I happened to get an eMusic email a few days ago (announcing new releases in the alternative/punk category) and noticed a link to a “special offer for AT&T Mobile subscribers,” with the promise that “You could win 6 months of free AT&T mobile service.” I recently became an AT&T subscriber (when I bought an iPhone), so this sounded intriguing and I clicked on the link. It turned out to be a sweepstakes tied to a trial offer for eMusic Mobile, and isn’t even applicable to me because eMusic Mobile doesn’t work with iPhones.
But before clicking away I noticed the pricing: $7.49 per month for five tracks. Yowza, that’s almost $1.50 per track! That’s a pretty high price from a company that’s perhaps best known as a discount outlet for music. I can only conclude that this is just standard practice in the so-called “mobile music” market (or, as it’s often called by cognoscenti, the OTA or “over-the-air” download market).

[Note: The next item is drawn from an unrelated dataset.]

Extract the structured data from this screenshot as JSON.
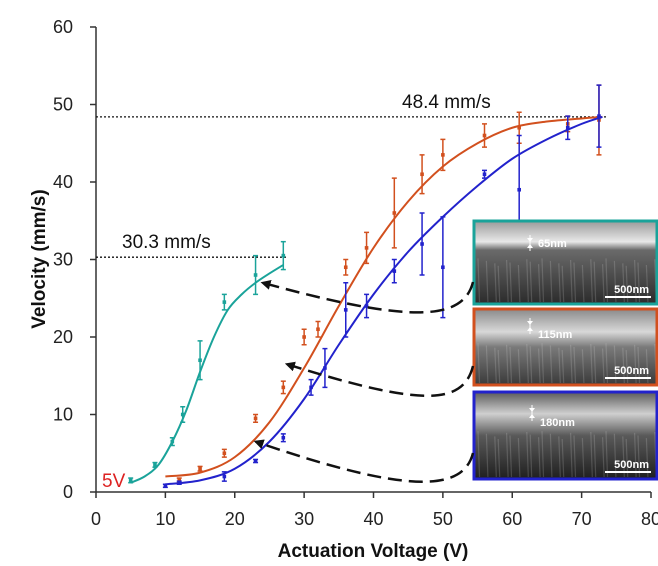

Sure enough, looking at Verizon’s V CAST Music with Rhapsody offering we see that it costs $1.99 to buy a song and have it downloaded directly to your phone, vs. $0.99 to buy it on your PC and then sync it to your phone.
I guess the underlying rationale is that users are willing to pay extra for the convenience of downloading directly to their phones, just as they’re willing to pay extra for the convenience of buying a song already ready for use as a ringtone, as opposed to making their own ringtones from an MP3. I can understand this model for ringtones (where I think convenience is worth paying for), but frankly the traditional OTA business model is a business model that is rapidly becoming obsolete.
When I use my iPhone, there’s no real difference in what I can do over the AT&T 3G network vs. a WiFi network; I’m just using the Internet and the web. Well, there is at least one difference: When I’m on WiFi I can buy music through the iTunes Wi-Fi Music Store, but there is no corresponding “iTunes 3G Music Store” I can use when I’m using the AT&T cellular network. This, of course, is a crock—there’s no technical reason why Apple can’t offer the iTunes Store over the AT&T network, it’s just a restriction imposed on Apple by AT&T, either due to existing OTA-related contracts or to protect the OTA business model generally.
The only reason an absurdity like this can continue is because the iPhone is a proprietary device, and Apple and AT&T can use that proprietary nature to enforce arbitrary restrictions on customers’ use of the iPhone. However over time as more open devices like Android become more popular, and Internet access from mobile phones becomes more like Internet access from PCs, that situation will likely change, if not for Apple then for others. For example, one can imagine a Songbird-like (or perhaps even Songbird-derived) open media player and library manager on a mobile phone, through which one could download and play MP3 tracks purchased through the standard eMusic web site.
To paraphrase a blog post by Jay Sullivan of Mozilla, users don’t want the “mobile Web,” they want the real Web on mobile devices. Similarly users of mobile phones and related devices can look forward to someday moving from “mobile music” to just plain music, and from eMusic Mobile to the same old eMusic we know and love.